A. Boosted Trees

1. What is a one-hot-encoded column and why might it be needed when transforming a feature? Are the source values continuous or discrete?

A one-hot-encoded column separates columns into categories. This is needed when transforming a feature as it helps identify specific features through the separation. The source values are discrete as we are working with categorical data rather than numerical data. Numerical data would classify as a continuous source value.

2. What is a dense feature? For example, if you execute example = dict(dftrain) and then tf.keras.layers.DenseFeatures(your_features)(your_object).numpy(), how has the content of your data frame been transformed? Why might this be useful?

A dense feature will define any lack of data as the value of 0. This is especially useful when a 0 features are important to predict within a model.

3. Provide a histogram of the probabilities for the logistic regression as well as your boosted tree model. How do you interpret the two different models? Are their predictions essentially the same or is there some area where they are noticeable different. Plot the probability density function of the resulting probability predictions from the two models and use them to further illustrate your argument. Include the ROC plot and interpret it with regard to the proportion of true to false positive rates, as well as the area under the ROC curve. How does the measure of the AUC reflect upon the predictive power of your model?

image

B. Boosted Trees continued (with model understanding)
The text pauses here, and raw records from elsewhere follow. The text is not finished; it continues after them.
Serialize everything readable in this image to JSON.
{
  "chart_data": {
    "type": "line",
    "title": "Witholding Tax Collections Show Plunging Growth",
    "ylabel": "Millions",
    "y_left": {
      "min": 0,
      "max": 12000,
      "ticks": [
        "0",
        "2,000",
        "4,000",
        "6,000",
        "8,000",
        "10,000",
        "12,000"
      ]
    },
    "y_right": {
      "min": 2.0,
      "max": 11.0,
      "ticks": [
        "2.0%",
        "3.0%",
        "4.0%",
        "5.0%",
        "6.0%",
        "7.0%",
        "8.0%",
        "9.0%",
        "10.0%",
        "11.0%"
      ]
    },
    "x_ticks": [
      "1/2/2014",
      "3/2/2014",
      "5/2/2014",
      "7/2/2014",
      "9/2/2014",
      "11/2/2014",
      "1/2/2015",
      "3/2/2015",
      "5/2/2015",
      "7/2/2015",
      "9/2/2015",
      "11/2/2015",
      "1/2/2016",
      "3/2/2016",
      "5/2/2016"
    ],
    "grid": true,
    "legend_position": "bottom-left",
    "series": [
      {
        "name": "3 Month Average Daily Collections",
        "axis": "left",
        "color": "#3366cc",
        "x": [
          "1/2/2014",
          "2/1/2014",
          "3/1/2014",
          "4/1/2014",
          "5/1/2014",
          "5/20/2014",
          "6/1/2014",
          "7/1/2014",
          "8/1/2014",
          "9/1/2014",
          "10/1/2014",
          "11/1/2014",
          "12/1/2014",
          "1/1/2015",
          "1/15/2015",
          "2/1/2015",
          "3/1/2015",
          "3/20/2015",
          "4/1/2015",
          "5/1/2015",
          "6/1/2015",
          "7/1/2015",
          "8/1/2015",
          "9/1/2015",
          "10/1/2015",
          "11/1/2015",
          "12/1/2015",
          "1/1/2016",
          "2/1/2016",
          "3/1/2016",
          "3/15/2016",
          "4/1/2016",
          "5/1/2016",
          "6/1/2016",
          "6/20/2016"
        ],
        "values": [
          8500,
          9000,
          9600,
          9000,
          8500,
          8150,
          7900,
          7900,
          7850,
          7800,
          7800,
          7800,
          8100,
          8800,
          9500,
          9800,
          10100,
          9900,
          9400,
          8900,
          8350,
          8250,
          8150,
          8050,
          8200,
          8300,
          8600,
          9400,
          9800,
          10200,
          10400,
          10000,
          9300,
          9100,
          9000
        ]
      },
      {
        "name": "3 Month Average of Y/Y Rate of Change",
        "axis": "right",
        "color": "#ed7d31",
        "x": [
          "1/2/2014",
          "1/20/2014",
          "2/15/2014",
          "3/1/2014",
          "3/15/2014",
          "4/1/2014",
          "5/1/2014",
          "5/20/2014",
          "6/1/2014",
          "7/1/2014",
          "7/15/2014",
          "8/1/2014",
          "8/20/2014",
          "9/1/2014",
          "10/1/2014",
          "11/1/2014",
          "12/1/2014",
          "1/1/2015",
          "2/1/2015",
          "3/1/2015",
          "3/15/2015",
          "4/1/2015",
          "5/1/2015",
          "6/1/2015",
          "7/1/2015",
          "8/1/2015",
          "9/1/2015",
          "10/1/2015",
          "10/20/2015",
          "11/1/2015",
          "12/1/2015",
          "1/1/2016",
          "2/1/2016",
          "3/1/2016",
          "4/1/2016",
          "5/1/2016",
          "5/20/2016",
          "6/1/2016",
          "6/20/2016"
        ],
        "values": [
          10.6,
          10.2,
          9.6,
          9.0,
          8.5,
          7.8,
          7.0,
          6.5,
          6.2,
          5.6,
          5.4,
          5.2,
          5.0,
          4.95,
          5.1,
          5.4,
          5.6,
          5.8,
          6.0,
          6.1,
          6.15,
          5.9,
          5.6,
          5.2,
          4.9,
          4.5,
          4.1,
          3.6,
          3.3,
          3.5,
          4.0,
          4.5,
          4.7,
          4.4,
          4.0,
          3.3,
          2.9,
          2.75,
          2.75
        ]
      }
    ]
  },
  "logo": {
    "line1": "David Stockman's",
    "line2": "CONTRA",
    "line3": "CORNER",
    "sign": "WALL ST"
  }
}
1. Upload your feature values contribution to predicted probability horizontal bar plot as well as your violin plot. Interpret and discuss the two plots. Which features appear to contribute the most to the predicted probability?

2.Upload at least 2 feature importance plots. Which features are the most important in their contribution to your models predictive power?

3.Stretch goal: Modify the visualization formula. Plot your output and provide an interpretation. Which estimator was more effective at reproducing the probability model that was used to generate the instance of data that was synthetically generated?